Keep your first camping trip of the season on the easier side so that you can gauge how you need to adjust your gear, stamina, and strength for the rest of the season.

Another reason to take it easy is because the trails you once knew like the back of your hand may be completely different. Between erosion, flooding, snow, and fallen trees and branches your usual spots may look completely new.

This means you’re on exciting, new terrain but it could also mean that your path is more difficult then you are expecting. Pace yourself and prepare for the worst! Don’t pack away those boots with extra traction in case you run into some unsavory spots on the trail.

Mother nature can be unforgiving.

Since the weather changes at any whim and fancy that our planet feels you could find yourself trekking through thick mud or crossing irregular streams running across well-worn paths.

As I mentioned earlier, wildlife is changing. It’s a beautiful time but it can also be dangerous. Make sure you keep away from any wildlife you run across because they are probably hungry and looking for food, or they are mothers watching over their young. Always stay away from young animals and never get close to the mothers guarding them.
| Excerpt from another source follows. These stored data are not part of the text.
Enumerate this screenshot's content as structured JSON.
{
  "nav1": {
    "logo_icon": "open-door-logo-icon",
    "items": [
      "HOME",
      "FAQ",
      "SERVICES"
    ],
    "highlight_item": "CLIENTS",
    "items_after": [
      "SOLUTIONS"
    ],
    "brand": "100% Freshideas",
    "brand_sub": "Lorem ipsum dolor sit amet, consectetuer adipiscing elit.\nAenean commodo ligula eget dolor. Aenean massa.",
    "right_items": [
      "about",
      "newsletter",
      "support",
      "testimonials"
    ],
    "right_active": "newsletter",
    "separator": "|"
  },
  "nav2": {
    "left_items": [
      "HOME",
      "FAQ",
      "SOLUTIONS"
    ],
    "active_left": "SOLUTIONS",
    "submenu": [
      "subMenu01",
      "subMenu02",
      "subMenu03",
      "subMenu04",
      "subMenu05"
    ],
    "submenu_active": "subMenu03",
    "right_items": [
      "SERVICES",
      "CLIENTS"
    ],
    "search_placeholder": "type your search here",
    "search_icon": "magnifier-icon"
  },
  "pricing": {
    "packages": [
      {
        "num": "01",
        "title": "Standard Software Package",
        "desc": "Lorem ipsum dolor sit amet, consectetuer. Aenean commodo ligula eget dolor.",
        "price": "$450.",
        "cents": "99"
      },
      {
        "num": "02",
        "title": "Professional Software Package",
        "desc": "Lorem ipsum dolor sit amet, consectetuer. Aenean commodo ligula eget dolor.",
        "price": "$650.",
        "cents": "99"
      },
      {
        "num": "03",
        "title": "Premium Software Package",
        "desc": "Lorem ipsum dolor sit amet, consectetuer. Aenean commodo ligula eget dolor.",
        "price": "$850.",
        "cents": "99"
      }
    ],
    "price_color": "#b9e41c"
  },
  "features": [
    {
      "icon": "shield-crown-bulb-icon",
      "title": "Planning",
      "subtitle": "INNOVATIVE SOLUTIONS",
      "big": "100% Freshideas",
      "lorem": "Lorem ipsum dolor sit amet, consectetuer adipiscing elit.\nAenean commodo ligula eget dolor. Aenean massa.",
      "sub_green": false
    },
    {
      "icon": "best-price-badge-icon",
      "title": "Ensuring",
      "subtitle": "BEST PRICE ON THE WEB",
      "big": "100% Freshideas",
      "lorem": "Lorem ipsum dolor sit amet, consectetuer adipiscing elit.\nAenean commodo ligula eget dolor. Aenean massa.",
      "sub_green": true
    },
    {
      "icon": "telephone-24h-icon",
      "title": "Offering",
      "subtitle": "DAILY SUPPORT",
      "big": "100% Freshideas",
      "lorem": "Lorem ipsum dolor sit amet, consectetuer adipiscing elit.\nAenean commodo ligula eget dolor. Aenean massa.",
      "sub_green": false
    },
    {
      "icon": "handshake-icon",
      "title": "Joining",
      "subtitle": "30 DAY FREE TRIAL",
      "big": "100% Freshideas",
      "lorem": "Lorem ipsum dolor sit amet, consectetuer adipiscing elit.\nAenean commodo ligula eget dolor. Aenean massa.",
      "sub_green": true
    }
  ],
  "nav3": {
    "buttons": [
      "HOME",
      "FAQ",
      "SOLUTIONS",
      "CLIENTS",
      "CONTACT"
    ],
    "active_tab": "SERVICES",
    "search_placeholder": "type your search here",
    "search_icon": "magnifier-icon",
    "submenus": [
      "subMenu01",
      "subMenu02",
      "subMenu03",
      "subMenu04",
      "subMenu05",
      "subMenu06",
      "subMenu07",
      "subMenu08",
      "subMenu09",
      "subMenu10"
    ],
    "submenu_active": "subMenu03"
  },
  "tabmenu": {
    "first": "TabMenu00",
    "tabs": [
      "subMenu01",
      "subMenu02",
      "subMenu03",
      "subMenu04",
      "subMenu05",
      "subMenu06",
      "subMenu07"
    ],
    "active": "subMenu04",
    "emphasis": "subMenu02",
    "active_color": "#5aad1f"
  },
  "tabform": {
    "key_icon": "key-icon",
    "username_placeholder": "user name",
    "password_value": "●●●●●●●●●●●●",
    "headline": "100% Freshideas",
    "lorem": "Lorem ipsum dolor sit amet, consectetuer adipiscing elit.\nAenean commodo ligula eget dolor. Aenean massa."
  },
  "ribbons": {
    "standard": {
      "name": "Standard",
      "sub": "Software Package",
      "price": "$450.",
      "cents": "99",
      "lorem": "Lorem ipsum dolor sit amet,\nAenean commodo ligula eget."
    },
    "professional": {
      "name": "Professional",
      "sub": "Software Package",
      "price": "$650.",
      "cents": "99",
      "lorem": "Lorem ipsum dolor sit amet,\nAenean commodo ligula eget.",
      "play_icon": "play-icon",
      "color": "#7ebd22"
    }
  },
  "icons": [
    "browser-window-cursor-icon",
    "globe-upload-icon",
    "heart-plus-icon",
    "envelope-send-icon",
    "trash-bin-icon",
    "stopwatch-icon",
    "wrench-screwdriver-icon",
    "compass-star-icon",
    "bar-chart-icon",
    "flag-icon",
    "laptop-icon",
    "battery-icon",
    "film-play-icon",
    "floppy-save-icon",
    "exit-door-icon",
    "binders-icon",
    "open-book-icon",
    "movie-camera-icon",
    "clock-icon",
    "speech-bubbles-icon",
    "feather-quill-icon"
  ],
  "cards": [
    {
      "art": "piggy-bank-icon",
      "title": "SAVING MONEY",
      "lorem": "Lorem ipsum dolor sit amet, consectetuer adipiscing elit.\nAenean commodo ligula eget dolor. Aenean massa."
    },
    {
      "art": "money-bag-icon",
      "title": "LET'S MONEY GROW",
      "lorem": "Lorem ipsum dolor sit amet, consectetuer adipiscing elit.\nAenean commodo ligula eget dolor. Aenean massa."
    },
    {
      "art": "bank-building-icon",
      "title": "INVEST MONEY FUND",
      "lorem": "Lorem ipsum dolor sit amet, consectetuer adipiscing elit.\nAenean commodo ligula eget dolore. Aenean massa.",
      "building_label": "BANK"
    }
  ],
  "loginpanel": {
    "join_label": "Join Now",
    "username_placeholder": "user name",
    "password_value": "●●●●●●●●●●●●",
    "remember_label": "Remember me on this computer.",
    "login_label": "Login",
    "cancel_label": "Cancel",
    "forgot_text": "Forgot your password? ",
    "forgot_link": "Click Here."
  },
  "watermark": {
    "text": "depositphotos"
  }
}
Just like humans, mothers are fierce forces of nature that should not be messed with.

It’s also a good time of year to invest in a bear bag , if you don’t have one. They’re waking up and they just slept off last year’s meal which means they’re hungry! Protect yourself and your food from any bears that might wander along looking for a snack.

Gear

First and foremost, get yourself a three-season tent because you’re most likely going to get hit with three of the four seasons during a spring excursion.

Three season tents refer to how the tent handles snow and wind - which are extremely important in the spring.

It’s also good to pick a large tent because you may spend more time in it than out of it.

Make sure you’re keeping yourself and your tent warm and dry as well! Bring a tarp for underneath your tent, a clothesline, a bivy sack, sleeping pads (try getting an insulated one with a metallic layer), a sleeping bag, extra blankets, pillows, hand warmers, tent sealant, and appropriate clothing. If you want more information on how to keep your tent dry then read about tent care on REI’s website.

Another important thing to bring with you is a waterproof bag. Look for a treated down bag. It will keep your belongings dry but will maintain its light weight. No one wants to heave a heavy bag up to camp just to find all their clothes and sleeping gear soaked through. That’s how you get hypothermia.

A second way to avoid hypothermia is to avoid wearing cotton clothing. It does you no good out in the cold and it holds onto moisture. Make your base layer wool or polyester, cover up with a few over layers, and finish off your outfit with a raincoat or rain poncho. This way you will be warm and well-guarded against rain and wind.

Keep your other pair of clothes inside of a plastic bag to keep them as dry as possible. Another great trick is to shove your clothes for the next day into the bottom of your sleeping bag. That way they’ll be nice and warm and you’ll be ready to go in the morning!

Clothes are not something you can really overpack. I’d rather get stuck out there with more layers than I need than less!

Speaking of over-preparedness, make sure you pack extra water! You’re walking through harsh conditions in unpredictable weather and dehydration is a serious threat. The usual recommendation is a gallon of water per person, per day but in this case, you should bring extra.

As always, pack up headlamps, flashlights, lanterns as well as extra batteries (lithium batteries can withstand colder temperatures). Kitchen tools are another important factor of outdoor living so plan out your meals and pack your tools accordingly. Don’t forget the little things like can-openers and paring knives! A strainer or large slotted spoon is also good for any boiling you might do.

Bring along a day pack so you don’t have to lug around all your belongings all day.

And don’t forget that you’re here for fun! Layer up and go kayaking, canoeing, hiking, or biking.

You’re out here to enjoy the outdoors, not cower away from any weather that mother nature throws at you. Stay prepared, vigilant, warm and hydrated and all will be well!

Go see the world, get bitten by bugs, and protect yourself from the elements. Camping is a great escape during all seasons and can get you away from the stress of everyday life, so live it up!